A'râf Suresi 53. Ayet ile İlgili Dil Bilgisi Açıklamaları:
Kelime | Temel Anlamı |
---|---|
تَأْوِيلِهِ | te'vil, yorum |
شَفَاعَةً | şefaat, araya girme |
رَسُلِ | elçiler, peygamberler |
كَذَبُوا | yalan söylediler, iftira ettiler |
Ayetin okunuşunda dikkat edilmesi gereken tecvid kuralları arasında 'idgam' ve 'med' kuralları öne çıkmaktadır. Özellikle 'اَلرَّسُولَ' kelimesindeki 'ا' harfine dikkat edilmesi gerekmektedir. Ayrıca, bazı yerlerde 'şedde' ile vurgulanan harflerin doğru okunması önem taşımaktadır.

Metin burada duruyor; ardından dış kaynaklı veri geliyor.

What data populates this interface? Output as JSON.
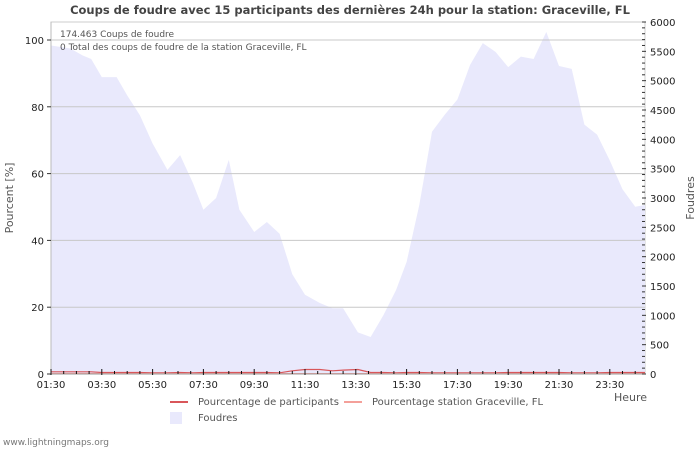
{
  "title": "Coups de foudre avec 15 participants des dernières 24h pour la station: Graceville, FL",
  "info": {
    "line1": "174.463  Coups de foudre",
    "line2": "0 Total des coups de foudre de la station Graceville, FL"
  },
  "axes": {
    "left_title": "Pourcent   [%]",
    "right_title": "Foudres",
    "x_title": "Heure",
    "left_ticks": [
      "0",
      "20",
      "40",
      "60",
      "80",
      "100"
    ],
    "right_ticks": [
      "0",
      "500",
      "1000",
      "1500",
      "2000",
      "2500",
      "3000",
      "3500",
      "4000",
      "4500",
      "5000",
      "5500",
      "6000"
    ],
    "x_ticks": [
      "01:30",
      "03:30",
      "05:30",
      "07:30",
      "09:30",
      "11:30",
      "13:30",
      "15:30",
      "17:30",
      "19:30",
      "21:30",
      "23:30"
    ]
  },
  "legend": {
    "participants": "Pourcentage de participants",
    "station": "Pourcentage station Graceville, FL",
    "strikes": "Foudres"
  },
  "colors": {
    "area": "#e9e9fc",
    "participants": "#d9565a",
    "station": "#f4a09a",
    "grid": "#c8c8c8"
  },
  "footer": "www.lightningmaps.org",
  "chart_data": {
    "type": "area",
    "title": "Coups de foudre avec 15 participants des dernières 24h pour la station: Graceville, FL",
    "xlabel": "Heure",
    "ylabel": "Pourcent [%]",
    "y2label": "Foudres",
    "ylim": [
      0,
      105
    ],
    "y2lim": [
      0,
      6000
    ],
    "grid": true,
    "legend_position": "bottom",
    "x": [
      "01:30",
      "02:15",
      "02:45",
      "03:05",
      "03:30",
      "04:05",
      "04:30",
      "05:00",
      "05:30",
      "06:05",
      "06:35",
      "07:05",
      "07:30",
      "08:00",
      "08:30",
      "08:55",
      "09:30",
      "10:00",
      "10:30",
      "11:00",
      "11:30",
      "12:05",
      "12:35",
      "13:00",
      "13:35",
      "14:05",
      "14:35",
      "15:05",
      "15:30",
      "16:00",
      "16:30",
      "17:00",
      "17:30",
      "18:00",
      "18:30",
      "19:00",
      "19:30",
      "20:00",
      "20:30",
      "21:00",
      "21:30",
      "22:00",
      "22:30",
      "23:00",
      "23:30",
      "00:00",
      "00:30",
      "00:55"
    ],
    "series": [
      {
        "name": "Foudres",
        "axis": "right",
        "values": [
          5600,
          5550,
          5430,
          5370,
          5060,
          5060,
          4750,
          4410,
          3930,
          3480,
          3730,
          3260,
          2800,
          3000,
          3650,
          2800,
          2420,
          2590,
          2390,
          1700,
          1350,
          1210,
          1120,
          1120,
          710,
          630,
          1000,
          1430,
          1910,
          2880,
          4130,
          4420,
          4680,
          5270,
          5640,
          5490,
          5230,
          5410,
          5370,
          5830,
          5250,
          5200,
          4250,
          4080,
          3640,
          3150,
          2850,
          2880
        ]
      },
      {
        "name": "Pourcentage de participants",
        "axis": "left",
        "values": [
          0.5,
          0.5,
          0.5,
          0.5,
          0.3,
          0.3,
          0.3,
          0.3,
          0.2,
          0.2,
          0.3,
          0.2,
          0.3,
          0.3,
          0.3,
          0.3,
          0.3,
          0.3,
          0.2,
          0.8,
          1.2,
          1.2,
          0.8,
          1.0,
          1.2,
          0.3,
          0.3,
          0.2,
          0.3,
          0.3,
          0.2,
          0.2,
          0.2,
          0.2,
          0.2,
          0.2,
          0.3,
          0.3,
          0.3,
          0.3,
          0.3,
          0.2,
          0.2,
          0.2,
          0.3,
          0.3,
          0.3,
          0.3
        ]
      },
      {
        "name": "Pourcentage station Graceville, FL",
        "axis": "left",
        "values": [
          0,
          0,
          0,
          0,
          0,
          0,
          0,
          0,
          0,
          0,
          0,
          0,
          0,
          0,
          0,
          0,
          0,
          0,
          0,
          0,
          0,
          0,
          0,
          0,
          0,
          0,
          0,
          0,
          0,
          0,
          0,
          0,
          0,
          0,
          0,
          0,
          0,
          0,
          0,
          0,
          0,
          0,
          0,
          0,
          0,
          0,
          0,
          0
        ]
      }
    ]
  }
}
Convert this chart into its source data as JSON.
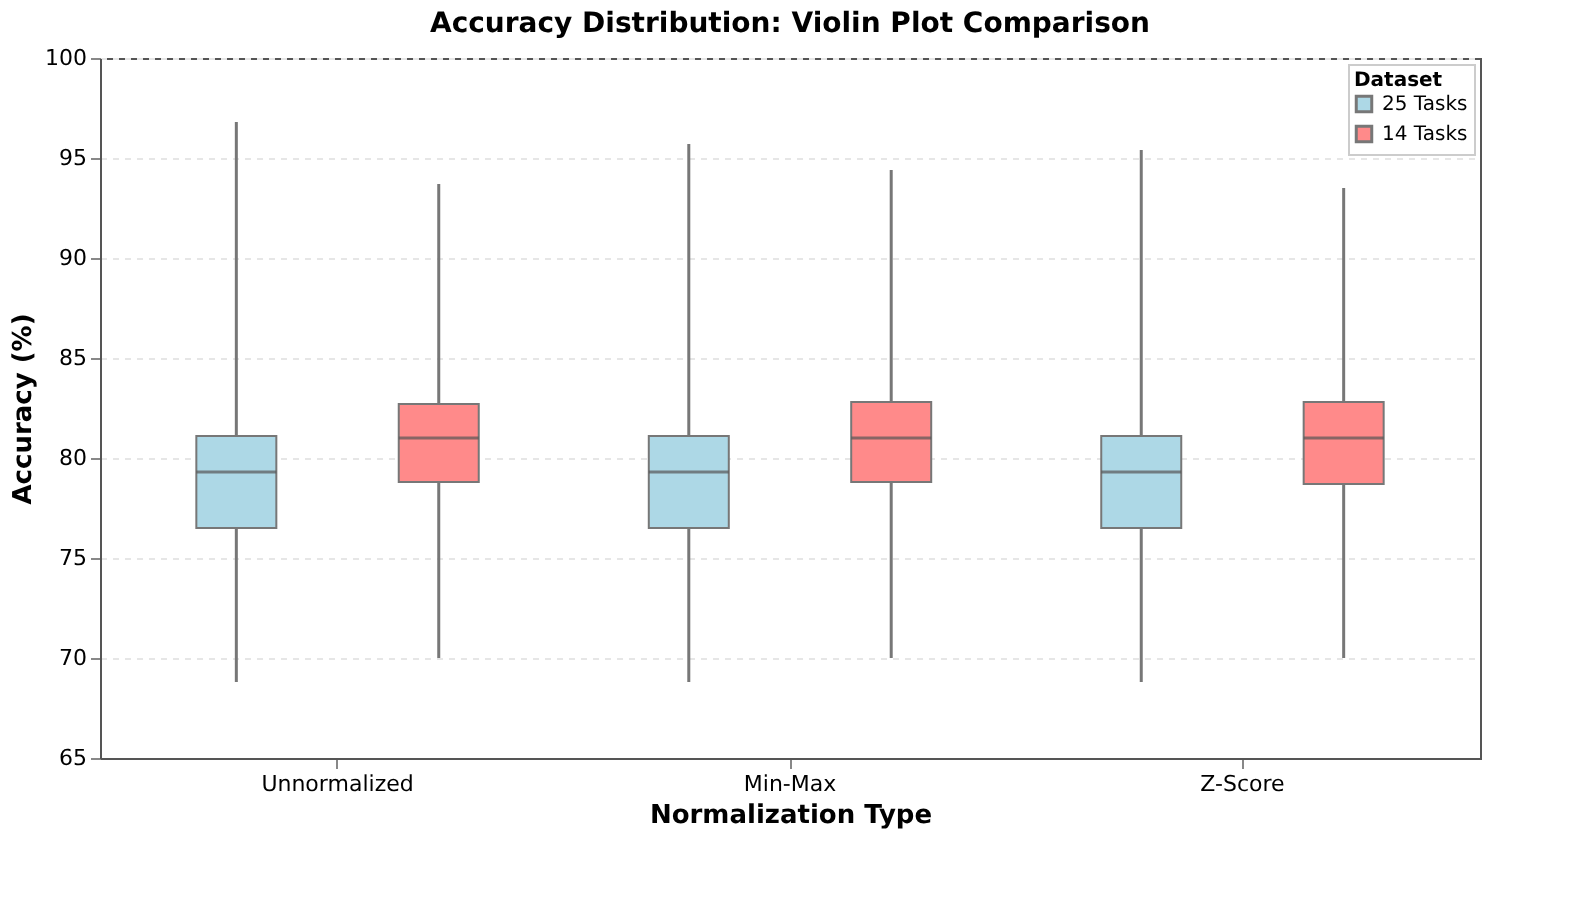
{
  "chart_data": {
    "type": "box",
    "title": "Accuracy Distribution: Violin Plot Comparison",
    "xlabel": "Normalization Type",
    "ylabel": "Accuracy (%)",
    "legend_title": "Dataset",
    "categories": [
      "Unnormalized",
      "Min-Max",
      "Z-Score"
    ],
    "series": [
      {
        "name": "25 Tasks",
        "color": "#add8e6",
        "boxes": [
          {
            "low": 68.8,
            "q1": 76.5,
            "median": 79.3,
            "q3": 81.1,
            "high": 96.8
          },
          {
            "low": 68.8,
            "q1": 76.5,
            "median": 79.3,
            "q3": 81.1,
            "high": 95.7
          },
          {
            "low": 68.8,
            "q1": 76.5,
            "median": 79.3,
            "q3": 81.1,
            "high": 95.4
          }
        ]
      },
      {
        "name": "14 Tasks",
        "color": "#ff8a8a",
        "boxes": [
          {
            "low": 70.0,
            "q1": 78.8,
            "median": 81.0,
            "q3": 82.7,
            "high": 93.7
          },
          {
            "low": 70.0,
            "q1": 78.8,
            "median": 81.0,
            "q3": 82.8,
            "high": 94.4
          },
          {
            "low": 70.0,
            "q1": 78.7,
            "median": 81.0,
            "q3": 82.8,
            "high": 93.5
          }
        ]
      }
    ],
    "ylim": [
      65,
      100
    ],
    "yticks": [
      65,
      70,
      75,
      80,
      85,
      90,
      95,
      100
    ],
    "grid": "y",
    "legend": "top right"
  }
}
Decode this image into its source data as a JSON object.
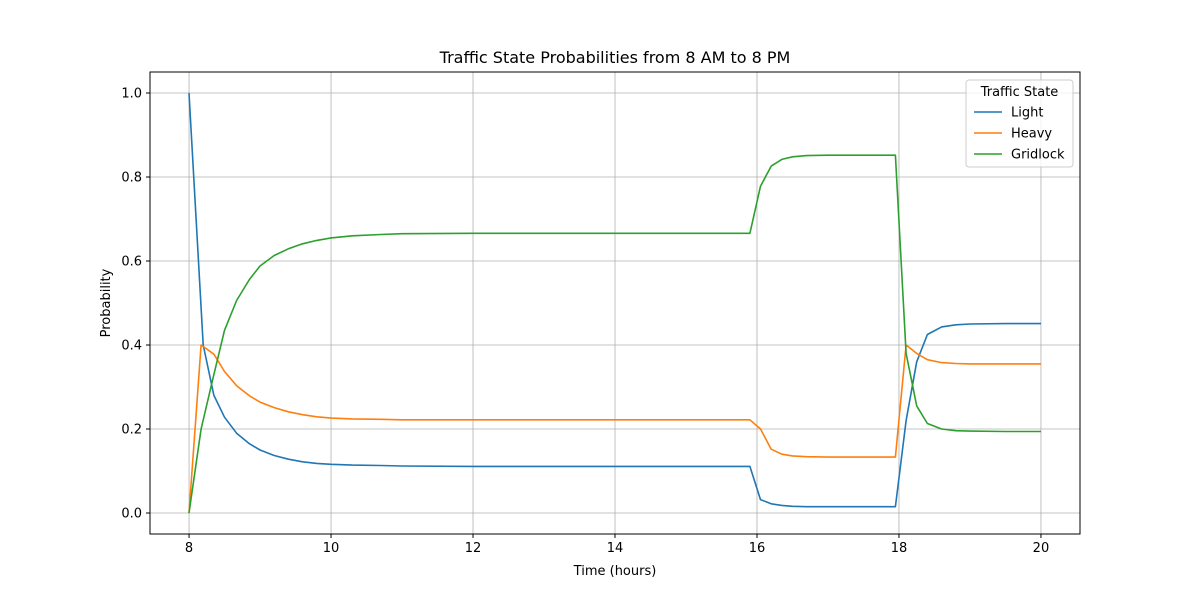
{
  "chart_data": {
    "type": "line",
    "title": "Traffic State Probabilities from 8 AM to 8 PM",
    "xlabel": "Time (hours)",
    "ylabel": "Probability",
    "xlim": [
      7.45,
      20.55
    ],
    "ylim": [
      -0.05,
      1.05
    ],
    "xticks": [
      8,
      10,
      12,
      14,
      16,
      18,
      20
    ],
    "yticks": [
      0.0,
      0.2,
      0.4,
      0.6,
      0.8,
      1.0
    ],
    "xtick_labels": [
      "8",
      "10",
      "12",
      "14",
      "16",
      "18",
      "20"
    ],
    "ytick_labels": [
      "0.0",
      "0.2",
      "0.4",
      "0.6",
      "0.8",
      "1.0"
    ],
    "grid": true,
    "legend": {
      "title": "Traffic State",
      "position": "top-right"
    },
    "series": [
      {
        "name": "Light",
        "color": "#1f77b4",
        "x": [
          8.0,
          8.2,
          8.35,
          8.5,
          8.67,
          8.85,
          9.0,
          9.2,
          9.4,
          9.6,
          9.8,
          10.0,
          10.3,
          10.7,
          11.0,
          12.0,
          14.0,
          15.9,
          16.05,
          16.2,
          16.35,
          16.5,
          16.7,
          17.0,
          17.5,
          17.95,
          18.1,
          18.25,
          18.4,
          18.6,
          18.8,
          19.0,
          19.5,
          20.0
        ],
        "y": [
          1.0,
          0.4,
          0.28,
          0.228,
          0.19,
          0.165,
          0.15,
          0.137,
          0.128,
          0.122,
          0.118,
          0.116,
          0.114,
          0.113,
          0.112,
          0.111,
          0.111,
          0.111,
          0.032,
          0.022,
          0.018,
          0.016,
          0.015,
          0.015,
          0.015,
          0.015,
          0.22,
          0.36,
          0.425,
          0.443,
          0.448,
          0.45,
          0.451,
          0.451
        ]
      },
      {
        "name": "Heavy",
        "color": "#ff7f0e",
        "x": [
          8.0,
          8.17,
          8.35,
          8.5,
          8.67,
          8.85,
          9.0,
          9.2,
          9.4,
          9.6,
          9.8,
          10.0,
          10.3,
          10.7,
          11.0,
          12.0,
          14.0,
          15.9,
          16.05,
          16.2,
          16.35,
          16.5,
          16.7,
          17.0,
          17.5,
          17.95,
          18.1,
          18.25,
          18.4,
          18.6,
          18.8,
          19.0,
          19.5,
          20.0
        ],
        "y": [
          0.0,
          0.4,
          0.378,
          0.337,
          0.303,
          0.279,
          0.264,
          0.251,
          0.241,
          0.234,
          0.229,
          0.226,
          0.224,
          0.223,
          0.222,
          0.222,
          0.222,
          0.222,
          0.2,
          0.152,
          0.14,
          0.136,
          0.134,
          0.133,
          0.133,
          0.133,
          0.4,
          0.38,
          0.365,
          0.358,
          0.356,
          0.355,
          0.355,
          0.355
        ]
      },
      {
        "name": "Gridlock",
        "color": "#2ca02c",
        "x": [
          8.0,
          8.17,
          8.35,
          8.5,
          8.67,
          8.85,
          9.0,
          9.2,
          9.4,
          9.6,
          9.8,
          10.0,
          10.3,
          10.7,
          11.0,
          12.0,
          14.0,
          15.9,
          16.05,
          16.2,
          16.35,
          16.5,
          16.7,
          17.0,
          17.5,
          17.95,
          18.1,
          18.25,
          18.4,
          18.6,
          18.8,
          19.0,
          19.5,
          20.0
        ],
        "y": [
          0.0,
          0.2,
          0.33,
          0.435,
          0.506,
          0.556,
          0.588,
          0.613,
          0.629,
          0.641,
          0.649,
          0.655,
          0.66,
          0.663,
          0.665,
          0.666,
          0.666,
          0.666,
          0.778,
          0.826,
          0.842,
          0.848,
          0.851,
          0.852,
          0.852,
          0.852,
          0.38,
          0.255,
          0.213,
          0.2,
          0.196,
          0.195,
          0.194,
          0.194
        ]
      }
    ]
  }
}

A'râf Suresi 53. Ayet ile İlgili İstatistiksel Bilgiler ve Görselleştirme:
Kelime | Temel Anlamı | Kur'an'daki Toplam Geçiş Sayısı |
---|---|---|
تَأْوِيلِ | yorum | 5 |
شَفَاعَةً | şefaat | 6 |
رَسُلِ | peygamberler | 10 |
Ayet içinde geçen 'تَأْوِيلِ', 'شَفَاعَةً' ve 'رَسُلِ' kelimeleri Kur'an'da sıklıkla kullanılan ve temel dini kavramlar arasında yer alan kelimelerdir. Bu kelimelerin çok kullanılması, Allah'ın mesajları, şefaat ve peygamberlik gibi konuların insan yaşamında ne kadar önemli olduğunu gösterir. İnsanoğlunun inanç ve ibadet hayatında bu kavramların sıklıkla yer alması, bu konuların önemini ve dikkatle üzerinde durulması gereken hususlar olduğunu da ortaya koymaktadır.
رَسُلِ
10
شَفَاعَةً
6
تَأْوِيلِ
5
A'râf Suresi 53. Ayetin Meallerindeki Dilsel Farklılıklar:
Meal Sahibi | Kullanılan İfade | Dilsel Tonu |
---|---|---|
Abdulbaki Gölpınarlı | onlar, kitapta söylenenlerin gelip çıkmasını mı bekliyorlar ancak? | Açıklayıcı |
Diyanet İşleri Meali (Yeni) | Onlar ise ancak, (“Görelim bakalım!” diyerek) Kur’an’ın bildirdiği sonucu bekliyorlar. | Geleneksel |
Elmalılı Hamdi Yazır | İlle onun te'vilini mi gözetiyorlar? | Edebi |
Mehmet Okuyan | Onlar, onun (kitabın) [tevil]inden başka bir şey beklemiyorlar. | Açıklayıcı |
Ömer Nasuhi Bilmen | Onlar onun akibetinden başkasını beklerler mi? | Geleneksel |
Süleyman Ateş | İlle onun te'vilini mi gözetiyorlar? | Edebi |
Süleymaniye Vakfı | Onlar, onun uyarılarının gerçekleşmesinden başkasını mı bekliyorlar? | Açıklayıcı |
Yaşar Nuri Öztürk | Onun yalnız tevilini gözetirler. | Geleneksel |
Mealler arasında 'onlar' ifadesinin kullanımı dikkat çekmektedir; bu, ayetteki muhatapları tanımlamakta ortak bir zemin oluşturur. 'Beklemek' kelimesi ise birçok mealde farklı şekillerde yer alırken, bu durum, meallerin dilsel tercihlerine bağlı olarak anlam farklılıkları oluşturmuştur. 'Te'vil' kelimesi de farklı meallerde benzer bir şekilde yer almakta ancak ifade biçimi ve bağlamı değişiklik göstermektedir. Bu bağlamda, bazı mealler daha açıklayıcı bir dil kullanırken, bazıları daha edebi ve geleneksel bir üslup benimsemiştir. Bu farklılıklar, meal yazımında kullanılan dilin ve anlatım tarzının okuyucu üzerindeki etkisini belirlemektedir.